The standard arcsine (or simply arcsine) distribution is a special case of the beta distribution (see Day 2 of the Calendar) with α = β = 1/2.

The probability density function is given by

\[f(x) = \frac{1}{\pi \sqrt{x(1-x)}}, \qquad x\in [0,1].\]

The cumulative distribution function is given by

\[F(x) = \frac{2}{\pi} \arcsin (\sqrt{x}), \qquad x\in [0,1].\]

🔔 Random Facts 🔔#

  • Let \(\{W(t) : t\in[0,1] \}\) be a standard Brownian motion on \([0,1]\), and consider the following random variables:

  • The proportion of the time that \(W\) remains positive:

\[T^{+} = \lambda(\{ t\in[0,1] : W(t) >0\}),\]

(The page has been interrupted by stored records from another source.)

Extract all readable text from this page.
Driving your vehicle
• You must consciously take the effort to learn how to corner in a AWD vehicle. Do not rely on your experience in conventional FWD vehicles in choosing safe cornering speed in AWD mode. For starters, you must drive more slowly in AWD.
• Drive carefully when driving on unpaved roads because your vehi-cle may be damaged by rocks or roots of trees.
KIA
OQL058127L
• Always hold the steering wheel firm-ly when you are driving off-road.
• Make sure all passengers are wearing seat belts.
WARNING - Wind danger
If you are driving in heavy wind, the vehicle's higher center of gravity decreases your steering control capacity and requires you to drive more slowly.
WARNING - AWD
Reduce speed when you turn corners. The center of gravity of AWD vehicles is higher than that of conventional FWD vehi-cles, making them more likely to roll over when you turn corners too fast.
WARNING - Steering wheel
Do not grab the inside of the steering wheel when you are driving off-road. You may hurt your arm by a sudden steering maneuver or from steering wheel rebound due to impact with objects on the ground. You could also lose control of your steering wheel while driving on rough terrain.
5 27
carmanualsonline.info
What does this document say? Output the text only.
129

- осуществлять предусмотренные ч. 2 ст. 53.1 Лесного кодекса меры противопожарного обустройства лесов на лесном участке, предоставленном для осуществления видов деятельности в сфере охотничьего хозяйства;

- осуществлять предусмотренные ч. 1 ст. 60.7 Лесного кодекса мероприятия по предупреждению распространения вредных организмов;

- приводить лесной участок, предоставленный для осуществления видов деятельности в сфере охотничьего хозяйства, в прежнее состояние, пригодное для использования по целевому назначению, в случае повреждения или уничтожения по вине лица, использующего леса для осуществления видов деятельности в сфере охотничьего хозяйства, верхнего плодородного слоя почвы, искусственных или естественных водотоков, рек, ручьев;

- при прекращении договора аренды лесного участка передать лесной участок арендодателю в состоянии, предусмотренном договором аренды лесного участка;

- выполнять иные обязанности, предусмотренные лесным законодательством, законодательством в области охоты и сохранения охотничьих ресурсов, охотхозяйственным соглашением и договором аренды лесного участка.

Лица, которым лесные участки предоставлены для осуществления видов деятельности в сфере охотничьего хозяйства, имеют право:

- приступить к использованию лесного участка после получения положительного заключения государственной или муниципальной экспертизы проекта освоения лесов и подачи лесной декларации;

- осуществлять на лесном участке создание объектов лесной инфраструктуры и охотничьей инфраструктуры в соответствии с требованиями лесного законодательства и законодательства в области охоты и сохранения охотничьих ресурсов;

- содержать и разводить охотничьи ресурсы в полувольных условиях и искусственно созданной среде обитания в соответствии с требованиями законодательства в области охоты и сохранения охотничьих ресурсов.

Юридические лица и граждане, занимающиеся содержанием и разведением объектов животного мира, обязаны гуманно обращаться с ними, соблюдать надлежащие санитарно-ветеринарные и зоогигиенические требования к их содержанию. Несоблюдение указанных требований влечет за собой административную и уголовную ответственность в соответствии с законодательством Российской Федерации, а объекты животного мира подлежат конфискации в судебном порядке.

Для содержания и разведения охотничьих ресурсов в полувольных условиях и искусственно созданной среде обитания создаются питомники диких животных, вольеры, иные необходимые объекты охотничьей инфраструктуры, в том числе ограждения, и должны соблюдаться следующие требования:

where \(\lambda\) denotes the Lebesgue measure.

  • The last time that \(W\) crosses the origin:

\[L = \sup \{ t \in [0,1] : W(t) = 0\}.\]
  • The time at which \(W\) reaches its maximum:

\[M^{\ast} = \arg \max_{0\leq t\leq 1} W(t).\]
  • These three random variables follow the arcsin distribution. These properties are known as arcsin laws (or Levy arcsine laws). In particular, the fact that \(L\sim Arcsin\), was noted by French mathematician Paul Lévy in 1939, in his paper “On certain homogeneous stochastic processes”.

  • The prime divisors of natural numbers follow a distribution which is closely related to the Arcsine distribution. This was stated without proof in 1969 by Hungarian mathematician Paul Erdős, and subsequently proved (see e.g. Manstavičius, E. (1994), “A proof of the Erdős arcsine law”) and is now known as the Erdős arcsine law.